Partidos políticos: da sociedade ao Estado?

25/06/2011 06:10

Por Homero de Oliveira Costa,   prof. Ciência Política da UFRN.

Existe hoje uma expressiva literatura sobre os partidos políticos. Há duas grandes vertentes de análise: os que consideram que os partidos políticos, mesmo nas democracias consolidadas, estão em crise, em declínio acentuado e os que embora reconheçam a perda da centralidade dos partidos e que as organizações partidárias não são mais eficazes enquanto instâncias de intermediação entre sociedade e Estado, que articulam e agregam interesses sociais e políticos, os partidos políticos, enquanto tais, ainda são fundamentais para a democracia, para gestão da própria democracia.

Pessoalmente me filio aos primeiros, mas reconheço os méritos de quem afirma o contrário. E um dos mais consistentes defensores da segunda vertente é Peter Mair, professor do Departamento de Ciência Política da Universidade de Leiden e autor de diversos estudos sobre os partidos políticos. No artigo “Os partidos políticos e a democracia” (revista Análise Social, vol. XXXVIII (167), 2003) ele faz uma distinção entre organizações partidárias e partidos políticos, distinção essa “normalmente ignorada nos debates contemporâneos”. Para ele essa distinção é fundamental porque “fornece-nos uma chave útil para compreendermos exatamente aquilo que a crise dos partidos implica, no sentido em que a persistência e por vezes até o fortalecimento do papel dos partidos enquanto tais são acompanhados por uma erosão das suas bases organizativas, minando desse modo uma chave fundamental da legitimidade política”.

Os argumentos do autor é o de que os partidos, em geral, se dêem conta da sua “crescente incapacidade para funcionarem como agentes de representação (...) ao mesmo tempo, contudo, desempenham um papel importante – e talvez crescente – de gestão da democracia”. Há, portanto, uma mudança importante: a perda ou o declínio do seu papel representativo para outro para outro, que ele chamou de “procedimental”. Para ele “um dos modos pelos quais os partidos poderão garantir o seu futuro será enfrentando e aceitando as suas novas circunstâncias e procurando enfatizar a sua legitimidade como garantia de uma forma de democracia abrangente, transparente e responsável”. Essa mudança significa que os partidos perdem cada vez mais seu caráter representativo – portanto de representantes da sociedade – para a gestão do Estado. Portanto, da sociedade para o Estado.

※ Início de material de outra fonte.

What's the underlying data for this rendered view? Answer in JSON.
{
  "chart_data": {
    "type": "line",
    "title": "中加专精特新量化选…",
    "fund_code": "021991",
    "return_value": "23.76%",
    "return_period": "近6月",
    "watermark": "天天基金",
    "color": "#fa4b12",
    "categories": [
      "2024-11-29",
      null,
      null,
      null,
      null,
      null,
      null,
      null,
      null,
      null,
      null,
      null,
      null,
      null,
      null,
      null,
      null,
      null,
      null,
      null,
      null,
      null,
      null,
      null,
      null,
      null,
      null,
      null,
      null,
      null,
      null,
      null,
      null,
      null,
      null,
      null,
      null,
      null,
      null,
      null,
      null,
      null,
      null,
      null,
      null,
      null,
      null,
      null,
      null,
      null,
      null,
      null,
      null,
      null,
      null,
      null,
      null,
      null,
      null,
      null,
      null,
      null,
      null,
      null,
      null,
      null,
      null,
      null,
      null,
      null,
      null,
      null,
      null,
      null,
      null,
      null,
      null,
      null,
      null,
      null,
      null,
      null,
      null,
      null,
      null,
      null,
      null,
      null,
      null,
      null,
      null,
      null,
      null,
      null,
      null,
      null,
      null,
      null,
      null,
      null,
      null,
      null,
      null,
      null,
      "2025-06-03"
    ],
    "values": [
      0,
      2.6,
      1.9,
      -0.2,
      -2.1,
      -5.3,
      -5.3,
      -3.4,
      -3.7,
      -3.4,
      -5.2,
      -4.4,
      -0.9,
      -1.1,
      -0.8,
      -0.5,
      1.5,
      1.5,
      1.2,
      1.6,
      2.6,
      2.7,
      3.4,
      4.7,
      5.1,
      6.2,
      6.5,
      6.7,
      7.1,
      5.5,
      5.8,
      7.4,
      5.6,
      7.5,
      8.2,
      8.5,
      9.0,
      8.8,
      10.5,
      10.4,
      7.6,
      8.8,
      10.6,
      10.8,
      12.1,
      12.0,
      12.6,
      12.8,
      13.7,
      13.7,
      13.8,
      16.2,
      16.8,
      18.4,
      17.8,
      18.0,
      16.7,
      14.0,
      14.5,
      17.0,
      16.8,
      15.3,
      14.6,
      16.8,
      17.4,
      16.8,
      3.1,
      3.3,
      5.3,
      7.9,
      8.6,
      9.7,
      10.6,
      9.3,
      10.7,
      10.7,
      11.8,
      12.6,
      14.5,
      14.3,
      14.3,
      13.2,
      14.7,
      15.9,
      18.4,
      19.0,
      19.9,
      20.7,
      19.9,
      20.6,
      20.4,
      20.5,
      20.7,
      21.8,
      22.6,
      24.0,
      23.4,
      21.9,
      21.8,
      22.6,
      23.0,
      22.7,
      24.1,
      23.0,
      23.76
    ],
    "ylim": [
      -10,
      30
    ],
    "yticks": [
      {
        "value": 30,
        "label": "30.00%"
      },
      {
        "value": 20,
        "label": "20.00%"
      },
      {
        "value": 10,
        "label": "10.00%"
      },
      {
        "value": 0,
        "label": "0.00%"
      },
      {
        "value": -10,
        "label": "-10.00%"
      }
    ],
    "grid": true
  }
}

Em relação à crise dos partidos, parece haver um razoável consenso nesse sentido entre os estudiosos do tema. Há diversos aspectos que caracterizam essa crise, das quais podemos destacar o declínio das filiações aos partidos (Na Europa, países com democracias consolidadas, são muitos os estudos que mostram isso, entre outros podemos citar o próprio Peter Mair num artigo publicado em 2001 com Ingrid Van Biezen “Filiação partidária em vinte democracias européias” apresenta vários dados nesse sentido; a erosão da identidade partidária (como diz o autor “se torna cada vez mais difícil os eleitores encontrarem diferenças significativas em termos de ideologia ou de objetivos entre os diferentes partidos” (...) caracterizados por crescentes níveis de promiscuidade política”; declínio do ativismo partidário (os partidos não conseguem mais mobilizar os cidadãos) e da participação eleitoral (“a participação eleitoral está em declínio virtualmente em todo o mundo democrático avançado”). Saliente-se que o texto é de 2001. Esta situação se manteve nos anos seguintes. Parece-nos ser irreversível, ou seja, não há perspectiva de que os partidos se reconstruam com sólidas raízes na sociedade.

Que conseqüências podem ter?  Várias, entre elas, a despolitização. Se as pessoas passam a perceber a desimportância dos partidos (e as pesquisam mostram isso) isso pode levar a se tornarem indiferentes à política, que certamente interessa a toda sorte de vigaristas que se beneficiam com isso.

A tese central de Peter Mair é que os partidos perderam sua função representativa, enquanto fortaleceu as suas às funções processuais. Passa de representantes da sociedade para a gestão do Estado (ao mesmo tempo, como parte do Estado, na medida em que “estão cada vez mais dependentes, em termos de sobrevivência corporativa, do financiamento público que recebem do Estado (...) assim como lhes conferem crescente prioridade ao seu papel enquanto detentores de cargos públicos”). Assim, o papel mais significativo que poderá restar aos partidos no futuro próximo, e certamente o mais dominante, será, portanto, e de caráter procedimental. Assim, para os partidos é o aspecto democrático da “democracia representativa” mais do que o aspecto representativo que provavelmente se tornará crucial.